After the liquid is assembled and stored in the liquid reservoir part αG of the liquid reservoir housing (A).

Upper hollow chamber (7) through the inner wall of the overflow pipe
Return to By repeating such operations, the amount of heat generated by the fifth bearing (3) is transferred to the heat dissipation device δζ and efficiently cooled. Incidentally, the entry of steam from the liquid pipe αQ・＼ is prevented by the partition member Q″t). By the way, the only part of the bearing stand (4) that communicates with the hollow chamber (7) is the upper part, and the rotating shaft (1) In the lower position, there are no communicating parts, which simplifies the connection work and maintenance of these communicating parts.
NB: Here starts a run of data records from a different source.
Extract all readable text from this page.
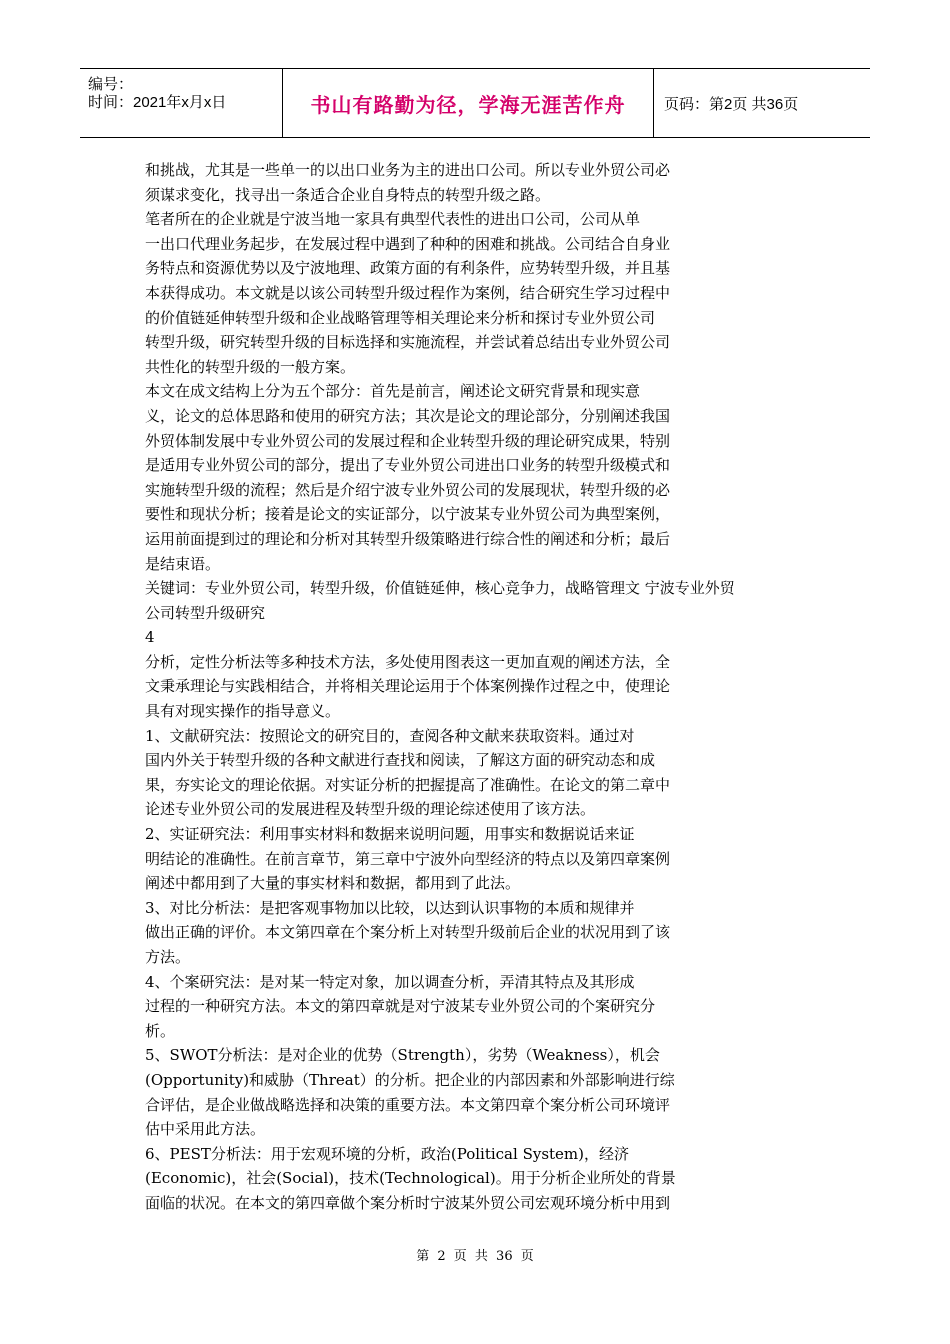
编号：
时间：2021年x月x日	书山有路勤为径，学海无涯苦作舟	页码：第2页 共36页
和挑战，尤其是一些单一的以出口业务为主的进出口公司。所以专业外贸公司必
须谋求变化，找寻出一条适合企业自身特点的转型升级之路。
笔者所在的企业就是宁波当地一家具有典型代表性的进出口公司，公司从单
一出口代理业务起步，在发展过程中遇到了种种的困难和挑战。公司结合自身业
务特点和资源优势以及宁波地理、政策方面的有利条件，应势转型升级，并且基
本获得成功。本文就是以该公司转型升级过程作为案例，结合研究生学习过程中
的价值链延伸转型升级和企业战略管理等相关理论来分析和探讨专业外贸公司
转型升级，研究转型升级的目标选择和实施流程，并尝试着总结出专业外贸公司
共性化的转型升级的一般方案。
本文在成文结构上分为五个部分：首先是前言，阐述论文研究背景和现实意
义，论文的总体思路和使用的研究方法；其次是论文的理论部分，分别阐述我国
外贸体制发展中专业外贸公司的发展过程和企业转型升级的理论研究成果，特别
是适用专业外贸公司的部分，提出了专业外贸公司进出口业务的转型升级模式和
实施转型升级的流程；然后是介绍宁波专业外贸公司的发展现状，转型升级的必
要性和现状分析；接着是论文的实证部分，以宁波某专业外贸公司为典型案例，
运用前面提到过的理论和分析对其转型升级策略进行综合性的阐述和分析；最后
是结束语。
关键词：专业外贸公司，转型升级，价值链延伸，核心竞争力，战略管理文 宁波专业外贸
公司转型升级研究
4
分析，定性分析法等多种技术方法，多处使用图表这一更加直观的阐述方法，全
文秉承理论与实践相结合，并将相关理论运用于个体案例操作过程之中，使理论
具有对现实操作的指导意义。
1、文献研究法：按照论文的研究目的，查阅各种文献来获取资料。通过对
国内外关于转型升级的各种文献进行查找和阅读，了解这方面的研究动态和成
果，夯实论文的理论依据。对实证分析的把握提高了准确性。在论文的第二章中
论述专业外贸公司的发展进程及转型升级的理论综述使用了该方法。
2、实证研究法：利用事实材料和数据来说明问题，用事实和数据说话来证
明结论的准确性。在前言章节，第三章中宁波外向型经济的特点以及第四章案例
阐述中都用到了大量的事实材料和数据，都用到了此法。
3、对比分析法：是把客观事物加以比较，以达到认识事物的本质和规律并
做出正确的评价。本文第四章在个案分析上对转型升级前后企业的状况用到了该
方法。
4、个案研究法：是对某一特定对象，加以调查分析，弄清其特点及其形成
过程的一种研究方法。本文的第四章就是对宁波某专业外贸公司的个案研究分
析。
5、SWOT分析法：是对企业的优势（Strength），劣势（Weakness），机会
(Opportunity)和威胁（Threat）的分析。把企业的内部因素和外部影响进行综
合评估，是企业做战略选择和决策的重要方法。本文第四章个案分析公司环境评
估中采用此方法。
6、PEST分析法：用于宏观环境的分析，政治(Political System)，经济
(Economic)，社会(Social)，技术(Technological)。用于分析企业所处的背景
面临的状况。在本文的第四章做个案分析时宁波某外贸公司宏观环境分析中用到
第 2 页 共 36 页
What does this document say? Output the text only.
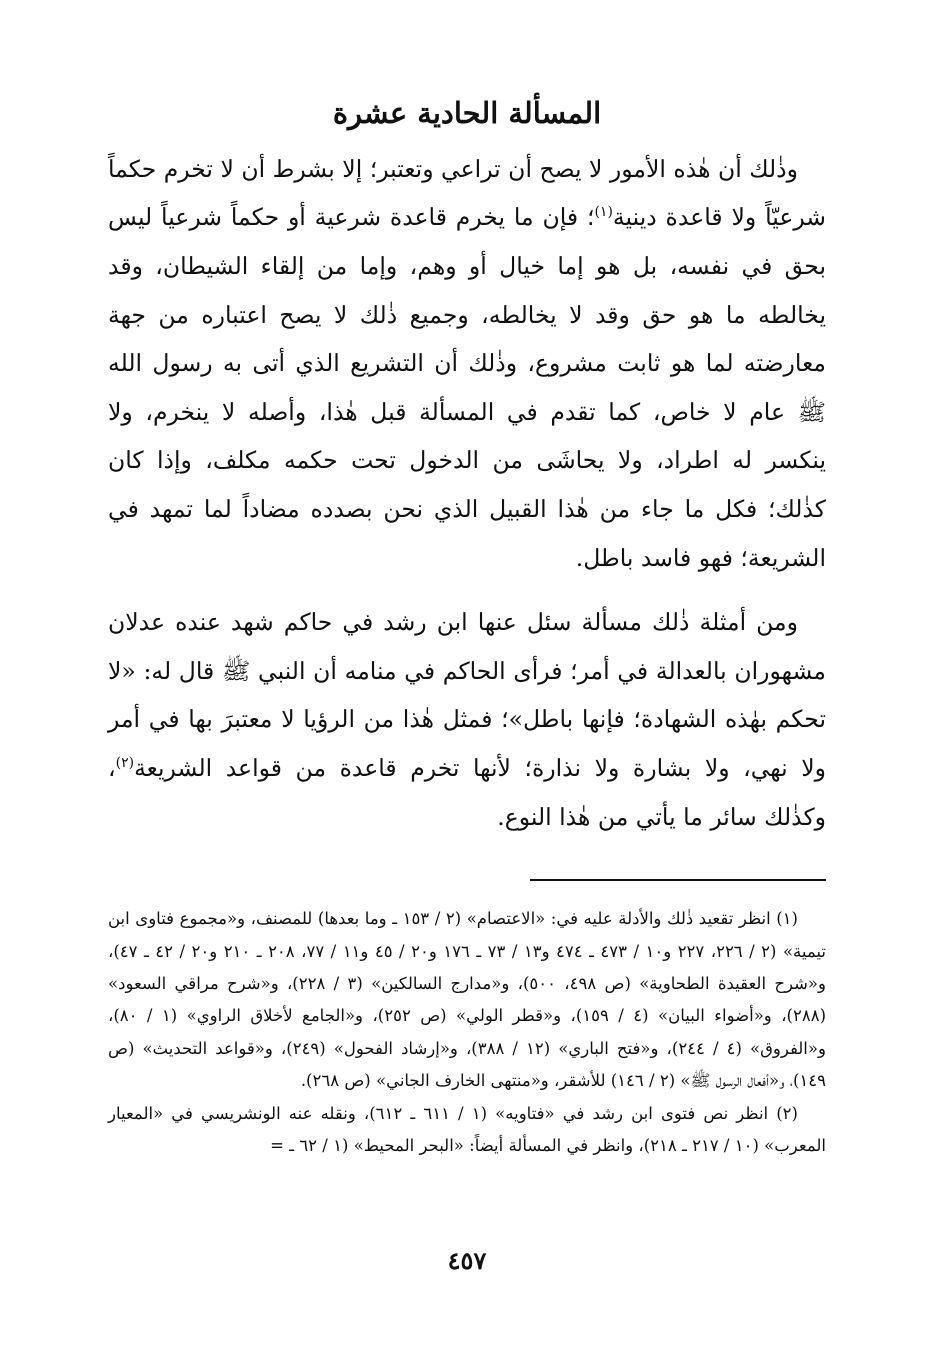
المسألة الحادية عشرة

وذٰلك أن هٰذه الأمور لا يصح أن تراعي وتعتبر؛ إلا بشرط أن لا تخرم حكماً شرعيّاً ولا قاعدة دينية$^{(١)}$؛ فإن ما يخرم قاعدة شرعية أو حكماً شرعياً ليس بحق في نفسه، بل هو إما خيال أو وهم، وإما من إلقاء الشيطان، وقد يخالطه ما هو حق وقد لا يخالطه، وجميع ذٰلك لا يصح اعتباره من جهة معارضته لما هو ثابت مشروع، وذٰلك أن التشريع الذي أتى به رسول الله ﷺ عام لا خاص، كما تقدم في المسألة قبل هٰذا، وأصله لا ينخرم، ولا ينكسر له اطراد، ولا يحاشَى من الدخول تحت حكمه مكلف، وإذا كان كذٰلك؛ فكل ما جاء من هٰذا القبيل الذي نحن بصدده مضاداً لما تمهد في الشريعة؛ فهو فاسد باطل.

ومن أمثلة ذٰلك مسألة سئل عنها ابن رشد في حاكم شهد عنده عدلان مشهوران بالعدالة في أمر؛ فرأى الحاكم في منامه أن النبي ﷺ قال له: «لا تحكم بهٰذه الشهادة؛ فإنها باطل»؛ فمثل هٰذا من الرؤيا لا معتبرَ بها في أمر ولا نهي، ولا بشارة ولا نذارة؛ لأنها تخرم قاعدة من قواعد الشريعة$^{(٢)}$، وكذٰلك سائر ما يأتي من هٰذا النوع.

(١) انظر تقعيد ذٰلك والأدلة عليه في: «الاعتصام» (٢ / ١٥٣ ـ وما بعدها) للمصنف، و«مجموع فتاوى ابن تيمية» (٢ / ٢٢٦، ٢٢٧ و١٠ / ٤٧٣ ـ ٤٧٤ و١٣ / ٧٣ ـ ١٧٦ و٢٠ / ٤٥ و١١ / ٧٧، ٢٠٨ ـ ٢١٠ و٢٠ / ٤٢ ـ ٤٧)، و«شرح العقيدة الطحاوية» (ص ٤٩٨، ٥٠٠)، و«مدارج السالكين» (٣ / ٢٢٨)، و«شرح مراقي السعود» (٢٨٨)، و«أضواء البيان» (٤ / ١٥٩)، و«قطر الولي» (ص ٢٥٢)، و«الجامع لأخلاق الراوي» (١ / ٨٠)، و«الفروق» (٤ / ٢٤٤)، و«فتح الباري» (١٢ / ٣٨٨)، و«إرشاد الفحول» (٢٤٩)، و«قواعد التحديث» (ص ١٤٩)، و«أفعال الرسول ﷺ» (٢ / ١٤٦) للأشقر، و«منتهى الخارف الجاني» (ص ٢٦٨).

(٢) انظر نص فتوى ابن رشد في «فتاويه» (١ / ٦١١ ـ ٦١٢)، ونقله عنه الونشريسي في «المعيار المعرب» (١٠ / ٢١٧ ـ ٢١٨)، وانظر في المسألة أيضاً: «البحر المحيط» (١ / ٦٢ ـ =

٤٥٧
Incidentally, in the above embodiment, the hollow chamber (7) was provided in the bearing stand (4) of the bearing mechanism (2), but
2) bearing (3), or bearing (3) and bearing stand (4)
A hollow chamber (7) may be provided between the two, and the same effect as in the above embodiment can be obtained.

By the way, in the above explanation, the case of a bearing cooling device applied to a machine tool was described, but it goes without saying that this invention is not limited to this and can also be applied to cooling the bearing part of a rotating electrical machine such as a DC machine. This provides the same effect as the above embodiment.

〔Effect of the invention〕

As explained above, this invention forms a shaft opening extending in the longitudinal direction of the shaft communicating with the hollow chamber on the upper side of the bearing mechanism,
A liquid reservoir housing 6 is provided which communicates with the opening IC hollow chamber of the bearing mechanism through the opening part A P and has a liquid reservoir part, and connects a liquid pipe to something above the liquid reservoir part of the liquid reservoir housing, Since a partition member is provided to prevent vapor from entering the liquid pipe in the liquid reservoir housing≦ζ, the communication part of the hollow chamber of the bearing mechanism is only at the upper part, and a bearing cooling device with good workability is obtained. be able to.
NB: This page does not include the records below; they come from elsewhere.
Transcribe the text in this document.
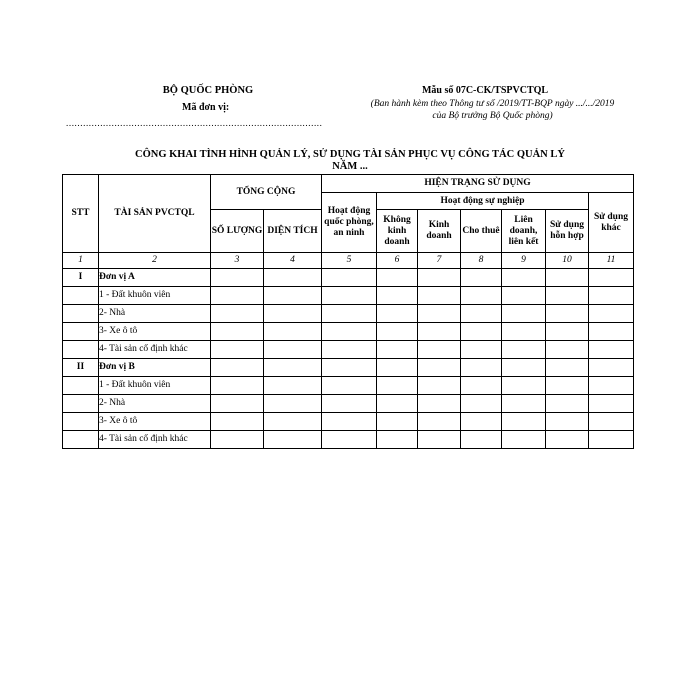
BỘ QUỐC PHÒNG
Mã đơn vị:
..........................................................................................
Mẫu số 07C-CK/TSPVCTQL
(Ban hành kèm theo Thông tư số /2019/TT-BQP ngày .../.../2019
của Bộ trưởng Bộ Quốc phòng)
CÔNG KHAI TÌNH HÌNH QUẢN LÝ, SỬ DỤNG TÀI SẢN PHỤC VỤ CÔNG TÁC QUẢN LÝ
NĂM ...
STT	TÀI SẢN PVCTQL	TỔNG CỘNG		HIỆN TRẠNG SỬ DỤNG						
				Hoạt động quốc phòng, an ninh	Hoạt động sự nghiệp					Sử dụng khác
		SỐ LƯỢNG	DIỆN TÍCH		Không kinh doanh	Kinh doanh	Cho thuê	Liên doanh, liên kết	Sử dụng hỗn hợp	
1	2	3	4	5	6	7	8	9	10	11
I	Đơn vị A									
	1 - Đất khuôn viên									
	2- Nhà									
	3- Xe ô tô									
	4- Tài sản cố định khác									
II	Đơn vị B									
	1 - Đất khuôn viên									
	2- Nhà									
	3- Xe ô tô									
	4- Tài sản cố định khác									
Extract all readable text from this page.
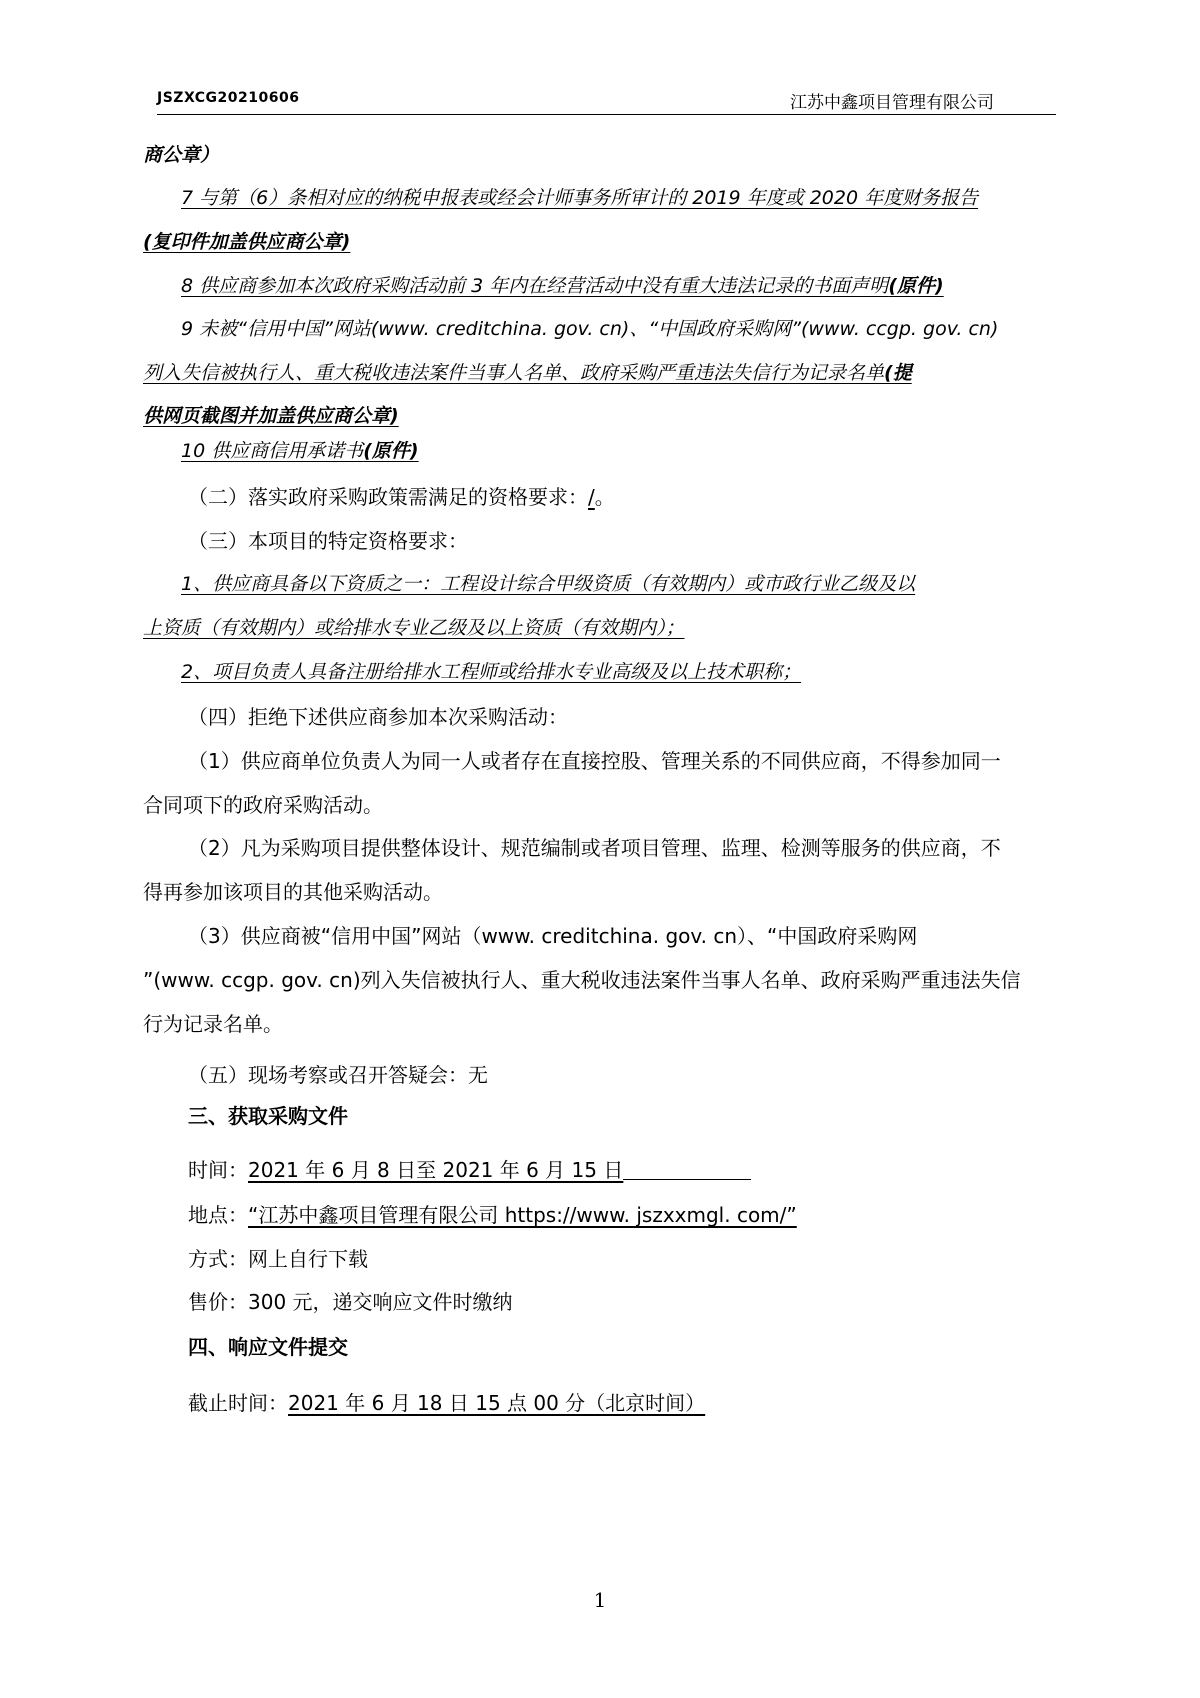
JSZXCG20210606	江苏中鑫项目管理有限公司
商公章）
7 与第（6）条相对应的纳税申报表或经会计师事务所审计的 2019 年度或 2020 年度财务报告
(复印件加盖供应商公章)
8 供应商参加本次政府采购活动前 3 年内在经营活动中没有重大违法记录的书面声明(原件)
9 未被“信用中国”网站(www. creditchina. gov. cn)、“中国政府采购网”(www. ccgp. gov. cn)
列入失信被执行人、重大税收违法案件当事人名单、政府采购严重违法失信行为记录名单(提
供网页截图并加盖供应商公章)
10 供应商信用承诺书(原件)
（二）落实政府采购政策需满足的资格要求：/。
（三）本项目的特定资格要求：
1、供应商具备以下资质之一：工程设计综合甲级资质（有效期内）或市政行业乙级及以
上资质（有效期内）或给排水专业乙级及以上资质（有效期内）；
2、项目负责人具备注册给排水工程师或给排水专业高级及以上技术职称；
（四）拒绝下述供应商参加本次采购活动：
（1）供应商单位负责人为同一人或者存在直接控股、管理关系的不同供应商，不得参加同一
合同项下的政府采购活动。
（2）凡为采购项目提供整体设计、规范编制或者项目管理、监理、检测等服务的供应商，不
得再参加该项目的其他采购活动。
（3）供应商被“信用中国”网站（www. creditchina. gov. cn）、“中国政府采购网
”(www. ccgp. gov. cn)列入失信被执行人、重大税收违法案件当事人名单、政府采购严重违法失信
行为记录名单。
（五）现场考察或召开答疑会：无
三、获取采购文件
时间：2021 年 6 月 8 日至 2021 年 6 月 15 日
地点：“江苏中鑫项目管理有限公司 https://www. jszxxmgl. com/”
方式：网上自行下载
售价：300 元，递交响应文件时缴纳
四、响应文件提交
截止时间：2021 年 6 月 18 日 15 点 00 分（北京时间）
1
[Brief explanation of the drawing]

FIG. 2 is an enlarged cross-sectional side view of a main part of a bearing cooling device according to an embodiment of the present invention, and FIG. 2 is an H-plane side view showing a conventional bearing cooling device.

Claims (1)

[Claims] (1) An annular hollow chamber formed inside the bearing mechanism and filled with a working liquid; a steam pipe that guides the steam generated by vaporizing the working liquid in this hollow chamber to a heat radiating device; and a steam pipe that guides the steam generated by vaporizing the working liquid in the hollow chamber, and condenses it in the heat radiating device. and a liquid pipe for returning the liquefied working liquid to the hollow chamber, wherein an opening extending in the longitudinal direction of the shaft communicating with the hollow chamber is formed on the upper side of the bearing mechanism; disposing a liquid reservoir housing communicating with the hollow chamber through the opening and having a liquid reservoir in the opening, and communicating the liquid pipe above the liquid reservoir of the liquid reservoir housing;
A partition member is provided in the liquid reservoir housing to prevent vapor from entering the liquid pipe, and the working liquid condensed and liquefied by the heat dissipation device is returned to the upper side of the hollow chamber. Bearing cooling device.